Critiques of SCORTEN and Attempts at Modified SCORTEN Models

Perhaps the most common criticism of SCORTEN is that it simplifies continuous and dynamic biologic measurements into dichotomous variables, thereby losing a significant amount of information in the process, particularly in the skin assessment which does not regard morphology or locations. Additionally, SCORTEN was originally meant to be used at a single timepoint rather than as a daily monitoring tool. Interestingly some studies have found that either delayed or sequential use of SCORTEN provides improved prognostication (6, 10).

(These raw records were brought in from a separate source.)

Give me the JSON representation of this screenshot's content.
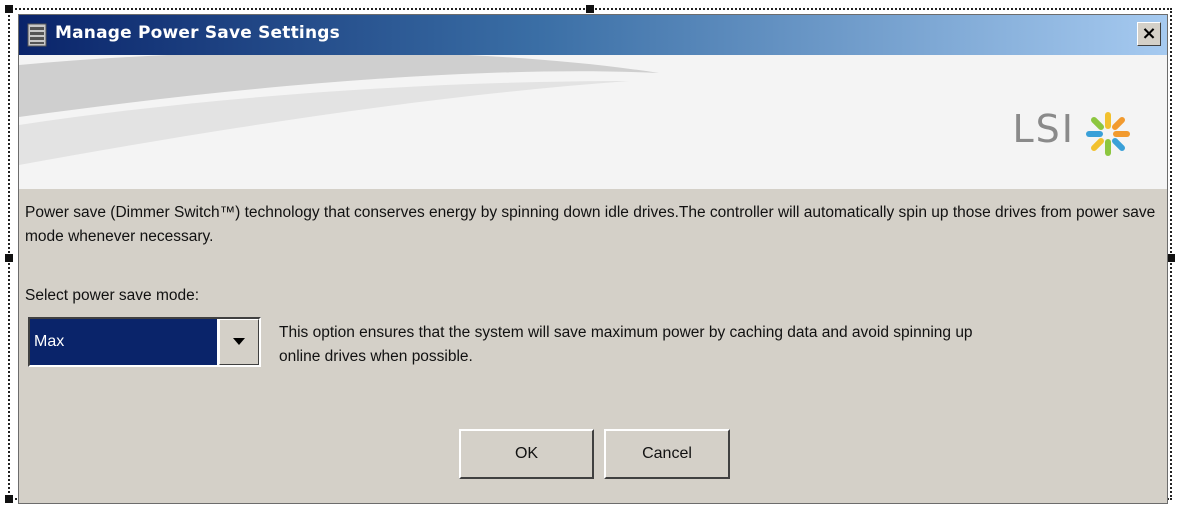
{
  "window": {
    "title": "Manage Power Save Settings",
    "close_label": "×"
  },
  "banner": {
    "logo_text": "LSI",
    "logo_colors": [
      "#f29a2e",
      "#8cc63f",
      "#3aa0d8",
      "#f2c12e"
    ]
  },
  "description": "Power save (Dimmer Switch™) technology that conserves energy by spinning down idle drives.The controller will automatically spin up those drives from power save mode whenever necessary.",
  "mode_select": {
    "label": "Select power save mode:",
    "selected": "Max",
    "option_description": "This option ensures that the system will save maximum power by caching data and avoid spinning up online drives when possible."
  },
  "buttons": {
    "ok": "OK",
    "cancel": "Cancel"
  },
  "colors": {
    "title_gradient_start": "#0a246a",
    "selection_highlight": "#0a246a",
    "dialog_face": "#d4d0c8"
  }
}
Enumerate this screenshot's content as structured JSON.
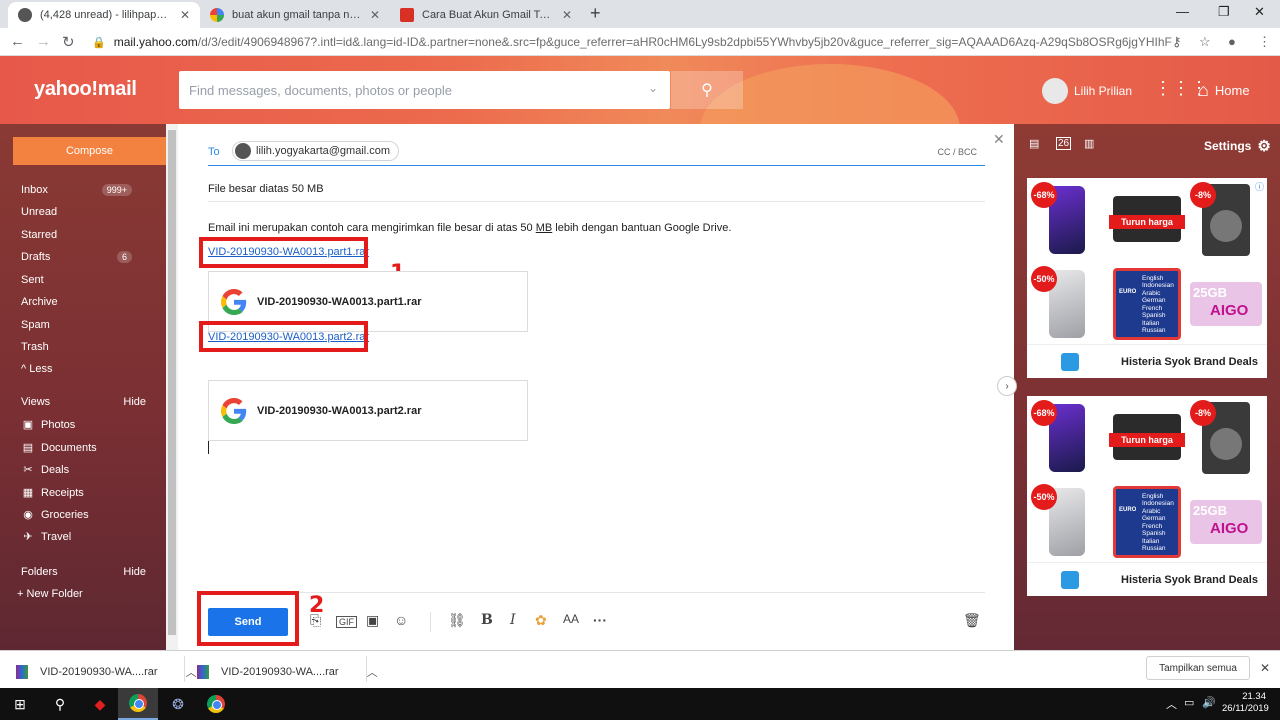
{
  "browser": {
    "tabs": [
      {
        "title": "(4,428 unread) - lilihpap@yahoo.c",
        "active": true
      },
      {
        "title": "buat akun gmail tanpa no hp - P",
        "active": false
      },
      {
        "title": "Cara Buat Akun Gmail Tanpa No",
        "active": false
      }
    ],
    "url_host": "mail.yahoo.com",
    "url_path": "/d/3/edit/4906948967?.intl=id&.lang=id-ID&.partner=none&.src=fp&guce_referrer=aHR0cHM6Ly9sb2dpbi55YWhvby5jb20v&guce_referrer_sig=AQAAAD6Azq-A29qSb8OSRg6jgYHIhFH6YDNkvn..."
  },
  "header": {
    "logo": "yahoo!mail",
    "search_placeholder": "Find messages, documents, photos or people",
    "user_name": "Lilih Prilian",
    "home_label": "Home"
  },
  "sidebar": {
    "compose_label": "Compose",
    "items": [
      {
        "label": "Inbox",
        "badge": "999+"
      },
      {
        "label": "Unread",
        "badge": ""
      },
      {
        "label": "Starred",
        "badge": ""
      },
      {
        "label": "Drafts",
        "badge": "6"
      },
      {
        "label": "Sent",
        "badge": ""
      },
      {
        "label": "Archive",
        "badge": ""
      },
      {
        "label": "Spam",
        "badge": ""
      },
      {
        "label": "Trash",
        "badge": ""
      },
      {
        "label": "Less",
        "badge": ""
      }
    ],
    "views_label": "Views",
    "views_hide": "Hide",
    "views": [
      {
        "label": "Photos",
        "icon": "photos-icon"
      },
      {
        "label": "Documents",
        "icon": "documents-icon"
      },
      {
        "label": "Deals",
        "icon": "deals-icon"
      },
      {
        "label": "Receipts",
        "icon": "receipts-icon"
      },
      {
        "label": "Groceries",
        "icon": "groceries-icon"
      },
      {
        "label": "Travel",
        "icon": "travel-icon"
      }
    ],
    "folders_label": "Folders",
    "folders_hide": "Hide",
    "new_folder": "+ New Folder"
  },
  "compose": {
    "to_label": "To",
    "recipient": "lilih.yogyakarta@gmail.com",
    "cc_bcc": "CC / BCC",
    "subject": "File besar diatas 50 MB",
    "body_pre": "Email ini merupakan contoh cara mengirimkan file besar di atas 50 ",
    "body_mb": "MB",
    "body_post": " lebih dengan bantuan Google Drive.",
    "link1": "VID-20190930-WA0013.part1.rar",
    "card1": "VID-20190930-WA0013.part1.rar",
    "link2": "VID-20190930-WA0013.part2.rar",
    "card2": "VID-20190930-WA0013.part2.rar",
    "send_label": "Send",
    "annotation_1": "1",
    "annotation_2": "2"
  },
  "rail": {
    "settings_label": "Settings",
    "ads": [
      {
        "discount_1": "-68%",
        "promo": "Turun harga",
        "discount_2": "-8%",
        "discount_3": "-50%",
        "gb": "25GB",
        "aigo": "AIGO",
        "brand": "Histeria Syok Brand Deals",
        "book_title": "EURO",
        "book_lines": [
          "English",
          "Indonesian",
          "Arabic",
          "German",
          "French",
          "Spanish",
          "Italian",
          "Russian"
        ]
      },
      {
        "discount_1": "-68%",
        "promo": "Turun harga",
        "discount_2": "-8%",
        "discount_3": "-50%",
        "gb": "25GB",
        "aigo": "AIGO",
        "brand": "Histeria Syok Brand Deals",
        "book_title": "EURO",
        "book_lines": [
          "English",
          "Indonesian",
          "Arabic",
          "German",
          "French",
          "Spanish",
          "Italian",
          "Russian"
        ]
      }
    ]
  },
  "downloads": {
    "items": [
      "VID-20190930-WA....rar",
      "VID-20190930-WA....rar"
    ],
    "show_all": "Tampilkan semua"
  },
  "taskbar": {
    "time": "21.34",
    "date": "26/11/2019"
  }
}
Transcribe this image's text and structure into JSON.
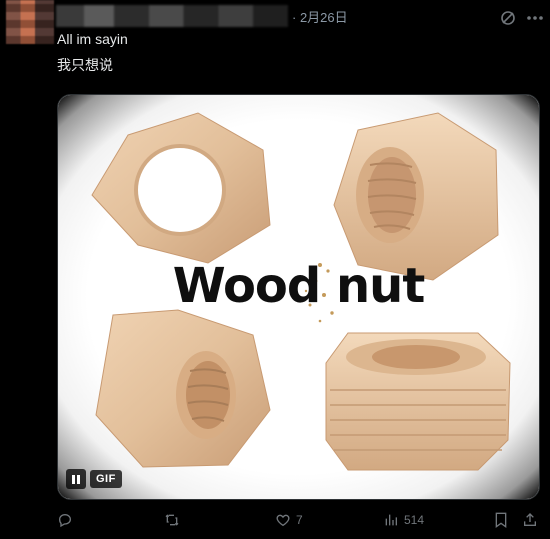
{
  "post": {
    "date": "· 2月26日",
    "text_line_1": "All im sayin",
    "text_line_2": "我只想说"
  },
  "media": {
    "overlay_text": "Wood nut",
    "gif_label": "GIF"
  },
  "actions": {
    "replies": "",
    "reposts": "",
    "likes": "7",
    "views": "514"
  },
  "icons": {
    "grok": "grok-icon",
    "more": "more-icon",
    "reply": "reply-icon",
    "repost": "repost-icon",
    "like": "heart-icon",
    "views": "views-icon",
    "bookmark": "bookmark-icon",
    "share": "share-icon",
    "pause": "pause-icon"
  },
  "colors": {
    "background": "#000000",
    "text": "#e7e9ea",
    "muted": "#71767b",
    "date": "#8b98a5",
    "wood_light": "#e8c9a8",
    "wood_dark": "#c79a74"
  }
}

Another common concern is that defining BSA remains somewhat subjective, and may vary from one provider to another depending on how BSA involvement is estimated and whether the provider measures only desquamated skin vs. skin with bullae.

In response to this, a group of researchers designed a refined model from 369 patients in the RegiSCAR study that they termed the auxiliary score which scores both age and BSA differently (11). The auxiliary score divides age into three groups (31–55, 56–75, and ≥75 years). The score additionally uses a higher cutoff to differentiate between BSA involvement at >30%. Some studies have found that models that differentiate between BSA >30%, as in TEN, may have better prognostic ability (8, 10, 11). However, authors of the auxiliary score concluded that SCORTEN should remain the model of choice in the clinical setting, whereas the auxiliary score may be useful in retrospective research with missing biochemical data.

The role of other biochemical markers in predicting mortality risk has also been investigated. A group recently found that the ratio of red cell distribution width to hemoglobin (RDW/Hb) is predictive of mortality (12). They incorporated this value into the SCORTEN and named this new model the Re-SCORTEN. Overall, they found improved mortality prognostication with this revised model as compared to SCORTEN alone, but this scoring model has not yet been validated in other populations.

Despite these critiques, SCORTEN has remained the gold standard for not only predicting patient mortality, but is also frequently used in study outcomes to compare therapy efficacy by survival to expected mortality, as well as compare quality of care between institutions (13, 14).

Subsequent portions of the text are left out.